Papst Franziskus im italienischen Fernsehen.
Rauchzeichen

Papst Franziskus, Benedikt XVI., Synodaler Prozess: Was diese Woche wichtig wird

Papst Franziskus sammelt in einer italienischen Talkshow Sympathie-Punkte: «Der Klerikalismus ist eine Perversion der Kirche.» Benedikt XVI. dürfte sich diese Woche erneut zum Münchner Missbrauchsgutachten äussern. Die Bistümer Chur und St. Gallen informieren über den synodalen Prozess.

Raphael Rauch

Ein Papst in einer Talk-Show: Es ist purer Zufall, dass Franziskus’ historischer Auftritt im italienischen Fernsehen in einen Zeitraum fällt, in dem die Welt auf eine Erklärung seines Vorgängers zum Münchner Missbrauchskomplex wartet.
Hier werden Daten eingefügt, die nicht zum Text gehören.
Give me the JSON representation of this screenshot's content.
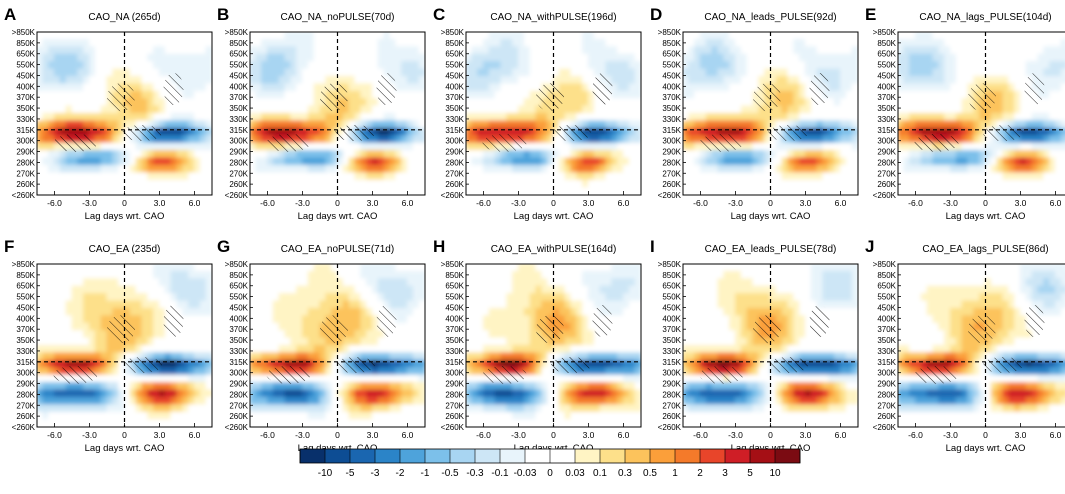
{
  "figure": {
    "x_axis_label": "Lag days wrt. CAO",
    "x_ticks": [
      "-6.0",
      "-3.0",
      "0",
      "3.0",
      "6.0"
    ],
    "x_tick_values": [
      -6,
      -3,
      0,
      3,
      6
    ],
    "x_range": [
      -7.5,
      7.5
    ],
    "y_ticks": [
      ">850K",
      "850K",
      "650K",
      "550K",
      "450K",
      "400K",
      "370K",
      "350K",
      "330K",
      "315K",
      "300K",
      "290K",
      "280K",
      "270K",
      "260K",
      "<260K"
    ],
    "reference_lines": {
      "lag_day": 0,
      "isentrope": "315K"
    },
    "colorbar": {
      "labels": [
        "-10",
        "-5",
        "-3",
        "-2",
        "-1",
        "-0.5",
        "-0.3",
        "-0.1",
        "-0.03",
        "0",
        "0.03",
        "0.1",
        "0.3",
        "0.5",
        "1",
        "2",
        "3",
        "5",
        "10"
      ],
      "colors": [
        "#08306b",
        "#0d4d94",
        "#1a66b0",
        "#2b84c8",
        "#4ea3db",
        "#7cc0ea",
        "#a8d5f2",
        "#cde6f6",
        "#e8f4fb",
        "#ffffff",
        "#ffffff",
        "#fff4c4",
        "#fde08a",
        "#fcc35c",
        "#fb9f3a",
        "#f47a2a",
        "#e8452a",
        "#cf1e26",
        "#a50f15",
        "#7b0b12"
      ]
    }
  },
  "chart_data": [
    {
      "type": "heatmap",
      "panel": "A",
      "title": "CAO_NA (265d)",
      "region": "NA",
      "sample_days": 265
    },
    {
      "type": "heatmap",
      "panel": "B",
      "title": "CAO_NA_noPULSE(70d)",
      "region": "NA",
      "sample_days": 70
    },
    {
      "type": "heatmap",
      "panel": "C",
      "title": "CAO_NA_withPULSE(196d)",
      "region": "NA",
      "sample_days": 196
    },
    {
      "type": "heatmap",
      "panel": "D",
      "title": "CAO_NA_leads_PULSE(92d)",
      "region": "NA",
      "sample_days": 92
    },
    {
      "type": "heatmap",
      "panel": "E",
      "title": "CAO_NA_lags_PULSE(104d)",
      "region": "NA",
      "sample_days": 104
    },
    {
      "type": "heatmap",
      "panel": "F",
      "title": "CAO_EA (235d)",
      "region": "EA",
      "sample_days": 235
    },
    {
      "type": "heatmap",
      "panel": "G",
      "title": "CAO_EA_noPULSE(71d)",
      "region": "EA",
      "sample_days": 71
    },
    {
      "type": "heatmap",
      "panel": "H",
      "title": "CAO_EA_withPULSE(164d)",
      "region": "EA",
      "sample_days": 164
    },
    {
      "type": "heatmap",
      "panel": "I",
      "title": "CAO_EA_leads_PULSE(78d)",
      "region": "EA",
      "sample_days": 78
    },
    {
      "type": "heatmap",
      "panel": "J",
      "title": "CAO_EA_lags_PULSE(86d)",
      "region": "EA",
      "sample_days": 86
    }
  ]
}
Das Schweigen Benedikts XVI. und seiner Berater wirkt umso dröhnender.

«Humor ist eine Medizin»

Die TV-Gemeinde konnte gestern Abend einen gut gelaunten Pontifex erleben: «Humor ist eine Medizin.» Franziskus bekam wohlwollende Fragen gestellt. Kirchenpolitik? Fehlanzeige. Neuigkeiten? Weniger. Dafür einen kurzweiligen Rundumschlag seiner Anliegen: von der Solidarität mit Flüchtlingen bis «Laudato si’», Kritik an der Ausbeutung von «Mutter Erde», die Vision des «buen vivir», des guten Lebens, und die Geisselung des Klerikalismus: «Der Klerikalismus ist eine Perversion der Kirche.» Was er gegen diese «Perversion» macht, sagt Franziskus freilich nicht.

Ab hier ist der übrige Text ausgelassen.